When the scores were tallied, it was the Blue Angels team that came out on top with 6,300 points. Freedom finished with 5,000, followed by Team Awesome with 4,700 points. The Beary Butterflies finished with 4,400 points.
“It doesn’t matter because you’re all winners,” counselor Luke Bandoski, 20, said.
Excitement had been building all day because the camp’s annual dance would be held that evening, something Farmington Hills resident Ethan Edsall, 16, eagerly anticipated. On the evening before, the kids played The Dating Game to determine who would be their date for the dance. On dance night, the boy campers pick up their dates at their cabins. Buckman was partnered with 18-year-old Hanna Mitchell, of Plymouth.

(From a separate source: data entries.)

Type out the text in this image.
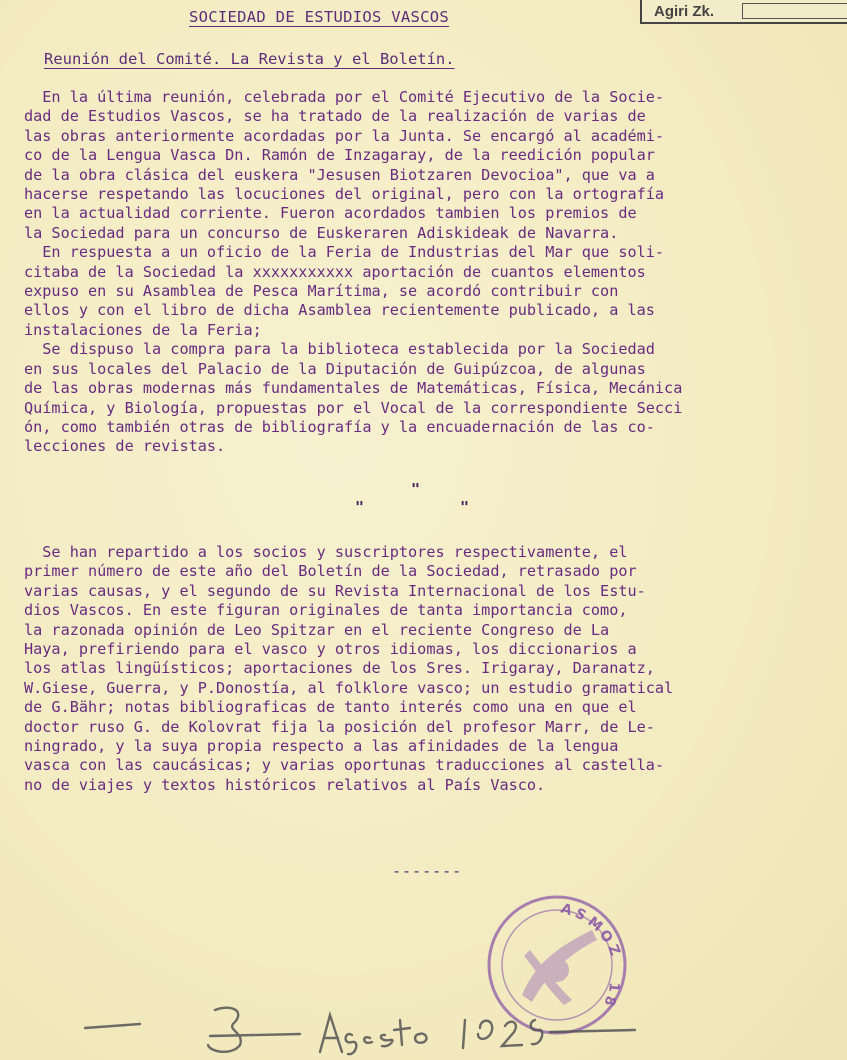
Agiri Zk.
SOCIEDAD DE ESTUDIOS VASCOS
Reunión del Comité. La Revista y el Boletín.

En la última reunión, celebrada por el Comité Ejecutivo de la Socie-
dad de Estudios Vascos, se ha tratado de la realización de varias de
las obras anteriormente acordadas por la Junta. Se encargó al académi-
co de la Lengua Vasca Dn. Ramón de Inzagaray, de la reedición popular
de la obra clásica del euskera "Jesusen Biotzaren Devocioa", que va a
hacerse respetando las locuciones del original, pero con la ortografía
en la actualidad corriente. Fueron acordados tambien los premios de
la Sociedad para un concurso de Euskeraren Adiskideak de Navarra.
En respuesta a un oficio de la Feria de Industrias del Mar que soli-
citaba de la Sociedad la xxxxxxxxxxx aportación de cuantos elementos
expuso en su Asamblea de Pesca Marítima, se acordó contribuir con
ellos y con el libro de dicha Asamblea recientemente publicado, a las
instalaciones de la Feria;
Se dispuso la compra para la biblioteca establecida por la Sociedad
en sus locales del Palacio de la Diputación de Guipúzcoa, de algunas
de las obras modernas más fundamentales de Matemáticas, Física, Mecánica
Química, y Biología, propuestas por el Vocal de la correspondiente Secci
ón, como también otras de bibliografía y la encuadernación de las co-
lecciones de revistas.

"
"	"

Se han repartido a los socios y suscriptores respectivamente, el
primer número de este año del Boletín de la Sociedad, retrasado por
varias causas, y el segundo de su Revista Internacional de los Estu-
dios Vascos. En este figuran originales de tanta importancia como,
la razonada opinión de Leo Spitzar en el reciente Congreso de La
Haya, prefiriendo para el vasco y otros idiomas, los diccionarios a
los atlas lingüísticos; aportaciones de los Sres. Irigaray, Daranatz,
W.Giese, Guerra, y P.Donostía, al folklore vasco; un estudio gramatical
de G.Bähr; notas bibliograficas de tanto interés como una en que el
doctor ruso G. de Kolovrat fija la posición del profesor Marr, de Le-
ningrado, y la suya propia respecto a las afinidades de la lengua
vasca con las caucásicas; y varias oportunas traducciones al castella-
no de viajes y textos históricos relativos al País Vasco.

-------
A
S
M
O
Z
1
8
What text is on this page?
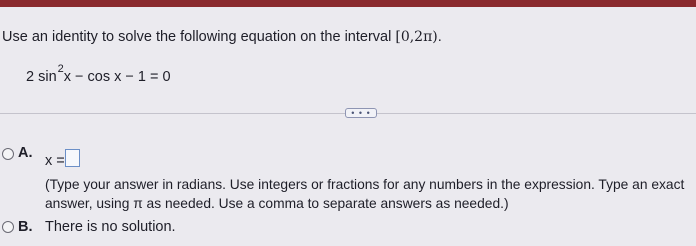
Use an identity to solve the following equation on the interval [0,2π).
2 $\sin^2x - \cos x - 1 = 0$
• • •
A. x =
(Type your answer in radians. Use integers or fractions for any numbers in the expression. Type an exact answer, using π as needed. Use a comma to separate answers as needed.)
B. There is no solution.
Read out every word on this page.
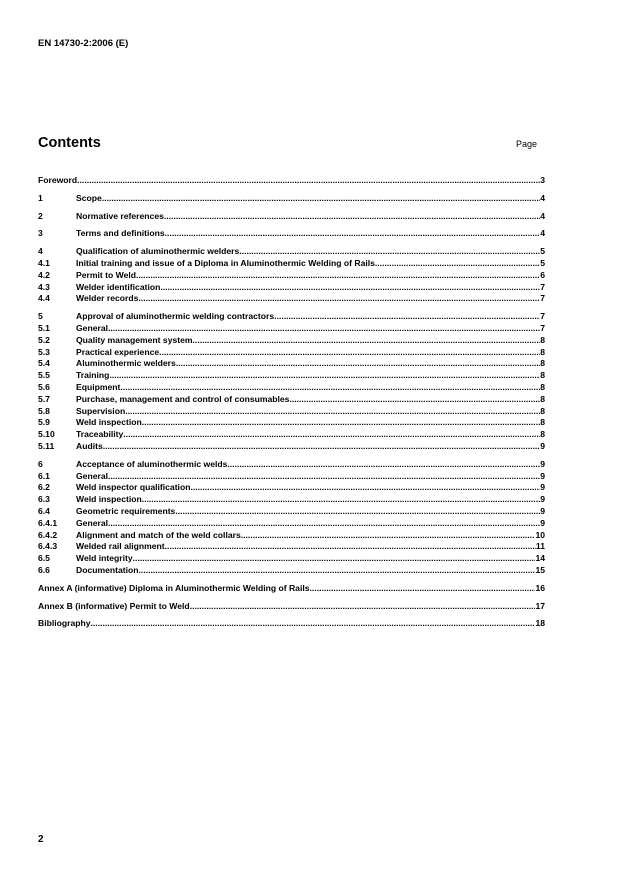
EN 14730-2:2006 (E)
Contents	Page
Foreword .....	3
1	Scope .....	4
2	Normative references .....	4
3	Terms and definitions .....	4
4	Qualification of aluminothermic welders .....	5
4.1	Initial training and issue of a Diploma in Aluminothermic Welding of Rails .....	5
4.2	Permit to Weld .....	6
4.3	Welder identification .....	7
4.4	Welder records .....	7
5	Approval of aluminothermic welding contractors .....	7
5.1	General .....	7
5.2	Quality management system .....	8
5.3	Practical experience .....	8
5.4	Aluminothermic welders .....	8
5.5	Training .....	8
5.6	Equipment .....	8
5.7	Purchase, management and control of consumables .....	8
5.8	Supervision .....	8
5.9	Weld inspection .....	8
5.10	Traceability .....	8
5.11	Audits .....	9
6	Acceptance of aluminothermic welds .....	9
6.1	General .....	9
6.2	Weld inspector qualification .....	9
6.3	Weld inspection .....	9
6.4	Geometric requirements .....	9
6.4.1	General .....	9
6.4.2	Alignment and match of the weld collars .....	10
6.4.3	Welded rail alignment .....	11
6.5	Weld integrity .....	14
6.6	Documentation .....	15
Annex A (informative) Diploma in Aluminothermic Welding of Rails .....	16
Annex B (informative) Permit to Weld .....	17
Bibliography .....	18
2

“I do good dance moves,” Buckman promised.
For Reinke, camp is all about playing with her friends Maggie, Emily, Ruby, Tory and Hayley.
“I like swimming,” said Reinke, whose 10-year-old sister Brianna also attends camp. “I like playing on the playground. The counselors — they’re nice.”
Visiting the camp stirs up warm feelings for Camp Grace Bentley events chairman Rusty Dellofano. The Marysville resident, now 66, began attending the camp when she was 7 years old and continued coming back until she was about 14.
“It looks the same. It still feels the same. I know how much it meant to me,” said Dellofano, who grew up on Detroit’s eastside. Dellofano was born with a heart condition.
“I didn’t pump enough blood,” she said. The condition often made her tired, and she couldn’t keep up with other kids. “Somehow, over the years, I’m fine. I do very well.”
Dellofano’s favorite Camp Grace Bentley activity was drama. She acted in several plays. In one performance, she portrayed a maid and clearly remembered reciting the line, “The floor shined like a baby’s butt.”
“It was fun. We’d go to woodshop. We put on plays, dances and baseball games.”
Sitting on the wall by the lake was also a pastime.
“Transistor radios had just come out,” she said. “We’d listen to our radios.”
The Detroit Times even featured a story on the camp in its edition dated Aug. 16, 1953. The story included a photo of many kids, including Dellofano as a young girl. Dellofano still has a copy.